Bulan puasa memberikan kita kesempatan terbaik untuk memahami rahasia-rahasia manusia dan alam semesta. Sebab itu seharusnya di bulan puasa ini kita mencukupkan makan dan minum sekadarnya bagi tubuh kita. Sebab kita tak akan sampai kepada hakikat makrifat dalam kondisi kekenyangan. Rasulullah saw bersabda, “tak ada wadah bagi manusia yang lebih buruk seperti perut”. Jika perut dalam kondisi kekenyangan akan mempengaruhi pemahaman kita.
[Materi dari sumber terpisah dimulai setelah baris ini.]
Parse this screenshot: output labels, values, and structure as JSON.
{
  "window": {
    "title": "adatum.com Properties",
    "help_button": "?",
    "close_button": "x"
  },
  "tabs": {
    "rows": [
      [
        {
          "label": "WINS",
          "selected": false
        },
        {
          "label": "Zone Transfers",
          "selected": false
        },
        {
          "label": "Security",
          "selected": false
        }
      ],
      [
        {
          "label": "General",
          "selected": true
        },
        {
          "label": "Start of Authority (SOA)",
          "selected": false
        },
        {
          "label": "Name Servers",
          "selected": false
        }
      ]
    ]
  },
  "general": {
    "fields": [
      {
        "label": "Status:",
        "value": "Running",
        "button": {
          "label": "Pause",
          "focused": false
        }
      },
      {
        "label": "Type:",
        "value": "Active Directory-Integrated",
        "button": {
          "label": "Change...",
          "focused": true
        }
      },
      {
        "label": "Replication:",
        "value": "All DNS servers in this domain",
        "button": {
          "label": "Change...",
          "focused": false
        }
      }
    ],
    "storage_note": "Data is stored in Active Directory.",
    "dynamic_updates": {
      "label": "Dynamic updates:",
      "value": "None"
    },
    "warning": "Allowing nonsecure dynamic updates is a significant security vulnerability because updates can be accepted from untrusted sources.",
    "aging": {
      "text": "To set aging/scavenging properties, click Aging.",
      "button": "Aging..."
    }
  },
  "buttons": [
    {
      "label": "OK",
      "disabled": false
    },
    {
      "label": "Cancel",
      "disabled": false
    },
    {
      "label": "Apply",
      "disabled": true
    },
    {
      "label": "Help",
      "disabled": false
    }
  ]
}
Dan itu sebabnya dengan perut kekenyangan tak kan mampu menembus rahasia-rahasia batin alam ini.

Kekenyangan hanya akan memberikan kemalasan dan membuat tubuh menjadi lemah. Sedangkan makan sekadarnya akan memberikan kesehatan, keselamatan, umur panjang, dan hati yang bercahaya. Makan yang melampaui batas tentu akan menyibukkan jiwa sebab jiwa akan disibukkan mengurai makanan tambahan bagi tubuh, selain itu tubuh membutuhkan energi yang lebih banyak dalam proses pembakaran. Jika demikian, manusia yang sering dalam kondisi kekenyangan akan mempercepat proses pengrusakan tubuhnya atau dalam kata lain mempercepat kematiannya.

Kekenyangan atau makan yang melampaui batas akan membuat kita lemas sehingga akan menambah jam waktu tidur kita. Padahal seharusnya manusia tidur agar bisa memahami sesuatu yang lebih banyak. Bukan makan banyak agar bisa tidur lebih lama. Rasulullah saw pernah bertanya kepada sahabatnya, “pelajaran apakah yang engkau peroleh dari mimpimu semalam?”

Suatu hari seseorang bersendawa dihadapan Rasulullah saw, lalu Rasulullah saw berkata kepadanya, “makanlah secukupnya, sebab sungguh tak layak jika manusia makan dengan kekenyangan yang membuat dia bersendawa di hadapan orang-orang”. Kemudian Rasulullah saw melanjutkan, “orang yang paling lapar di hari kiamat adalah orang yang paling kenyang di dunia ini”.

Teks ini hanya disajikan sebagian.